In December 2023, the FASB issued ASU 2023-09, Income Taxes (Topic 740): Improvements to Income Tax Disclosures, which requires disaggregated information about a reporting entity’s effective tax rate reconciliation as well as information on income taxes paid to enhance the transparency and decision usefulness of income tax disclosures. The amendments in this ASU are effective for annual periods beginning after December 15, 2024 on a prospective basis; however, retrospective application is permitted. The Company adopted this ASU on a prospective basis in the fourth quarter of 2025. The adoption of this ASU resulted in additional disclosure about the Company's effective tax rate reconciliation as well as income taxes paid.
In November 2024, the FASB issued ASU 2024-03, Income Statement - Reporting Comprehensive Income - Expense Disaggregation Disclosures (Subtopic 220-40): Disaggregation of Income Statement Expenses, which is intended to enhance expense disclosures, primarily by requiring disclosure of disaggregated information about certain income statement expense line items on an annual and interim basis. The amendments in this ASU are effective for fiscal years beginning after December 15, 2026 and interim periods within fiscal years beginning after December 15, 2027. The amendments in this ASU should be applied prospectively; however, retrospective application is permitted. Management is currently evaluating the impact that this accounting standard will have on its consolidated financial statements and notes thereto.

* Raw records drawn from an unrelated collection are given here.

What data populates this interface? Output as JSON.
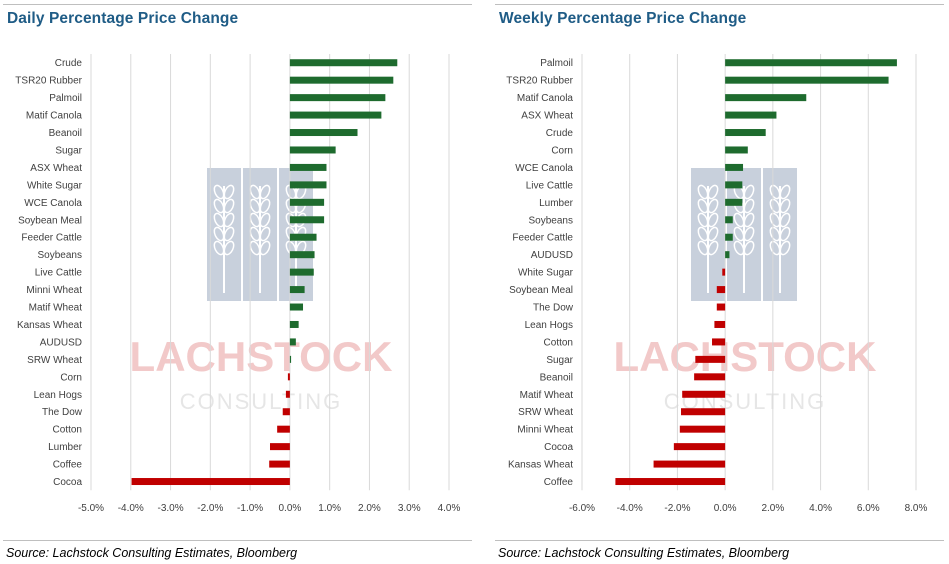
{
  "colors": {
    "positive": "#1e6b2e",
    "negative": "#c00000",
    "title": "#1f5c86",
    "grid": "#d9d9d9",
    "watermark_block": "#c8d0dc",
    "watermark_text": "#f2c9c9"
  },
  "watermark": {
    "name": "LACHSTOCK",
    "sub": "CONSULTING",
    "icon": "wheat-logo-icon"
  },
  "charts": [
    {
      "title": "Daily Percentage Price Change",
      "source": "Source: Lachstock Consulting Estimates, Bloomberg"
    },
    {
      "title": "Weekly Percentage Price Change",
      "source": "Source: Lachstock Consulting Estimates, Bloomberg"
    }
  ],
  "chart_data": [
    {
      "type": "bar",
      "orientation": "horizontal",
      "title": "Daily Percentage Price Change",
      "xlim": [
        -5.0,
        4.0
      ],
      "ticks": [
        "-5.0%",
        "-4.0%",
        "-3.0%",
        "-2.0%",
        "-1.0%",
        "0.0%",
        "1.0%",
        "2.0%",
        "3.0%",
        "4.0%"
      ],
      "tick_values": [
        -5,
        -4,
        -3,
        -2,
        -1,
        0,
        1,
        2,
        3,
        4
      ],
      "grid": true,
      "categories": [
        "Crude",
        "TSR20 Rubber",
        "Palmoil",
        "Matif Canola",
        "Beanoil",
        "Sugar",
        "ASX Wheat",
        "White Sugar",
        "WCE Canola",
        "Soybean Meal",
        "Feeder Cattle",
        "Soybeans",
        "Live Cattle",
        "Minni Wheat",
        "Matif Wheat",
        "Kansas Wheat",
        "AUDUSD",
        "SRW Wheat",
        "Corn",
        "Lean Hogs",
        "The Dow",
        "Cotton",
        "Lumber",
        "Coffee",
        "Cocoa"
      ],
      "values": [
        2.7,
        2.6,
        2.4,
        2.3,
        1.7,
        1.15,
        0.92,
        0.92,
        0.86,
        0.86,
        0.67,
        0.62,
        0.6,
        0.37,
        0.33,
        0.22,
        0.15,
        0.03,
        -0.05,
        -0.1,
        -0.18,
        -0.32,
        -0.5,
        -0.52,
        -3.98
      ]
    },
    {
      "type": "bar",
      "orientation": "horizontal",
      "title": "Weekly Percentage Price Change",
      "xlim": [
        -6.0,
        8.0
      ],
      "ticks": [
        "-6.0%",
        "-4.0%",
        "-2.0%",
        "0.0%",
        "2.0%",
        "4.0%",
        "6.0%",
        "8.0%"
      ],
      "tick_values": [
        -6,
        -4,
        -2,
        0,
        2,
        4,
        6,
        8
      ],
      "grid": true,
      "categories": [
        "Palmoil",
        "TSR20 Rubber",
        "Matif Canola",
        "ASX Wheat",
        "Crude",
        "Corn",
        "WCE Canola",
        "Live Cattle",
        "Lumber",
        "Soybeans",
        "Feeder Cattle",
        "AUDUSD",
        "White Sugar",
        "Soybean Meal",
        "The Dow",
        "Lean Hogs",
        "Cotton",
        "Sugar",
        "Beanoil",
        "Matif Wheat",
        "SRW Wheat",
        "Minni Wheat",
        "Cocoa",
        "Kansas Wheat",
        "Coffee"
      ],
      "values": [
        7.2,
        6.85,
        3.4,
        2.15,
        1.7,
        0.95,
        0.75,
        0.72,
        0.72,
        0.32,
        0.32,
        0.18,
        -0.12,
        -0.35,
        -0.35,
        -0.45,
        -0.55,
        -1.25,
        -1.3,
        -1.8,
        -1.85,
        -1.9,
        -2.15,
        -3.0,
        -4.6
      ]
    }
  ]
}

In September 2025, the FASB issued ASU 2025-06, Intangibles - Goodwill and Other - Internal-Use Software (Subtopic 350-40): Targeted Improvements to the Accounting for Internal-Use Software, which is intended to modernize and simplify the guidance for capitalizing costs related to internal-use software by removing the stage-based approach and aligning the disclosure requirements with those for other long-lived assets. The amendments in this ASU are effective for annual periods beginning after December 15, 2027 and may be applied prospectively, retrospectively, or using a modified prospective approach. Early adoption is permitted. Management is currently evaluating the impact that this accounting standard will have on its consolidated financial statements and notes thereto.
Other pronouncements issued by the FASB or other authoritative accounting standards groups with future effective dates are either not applicable or are not expected to be significant to Wesco’s financial position, results of operations or cash flows.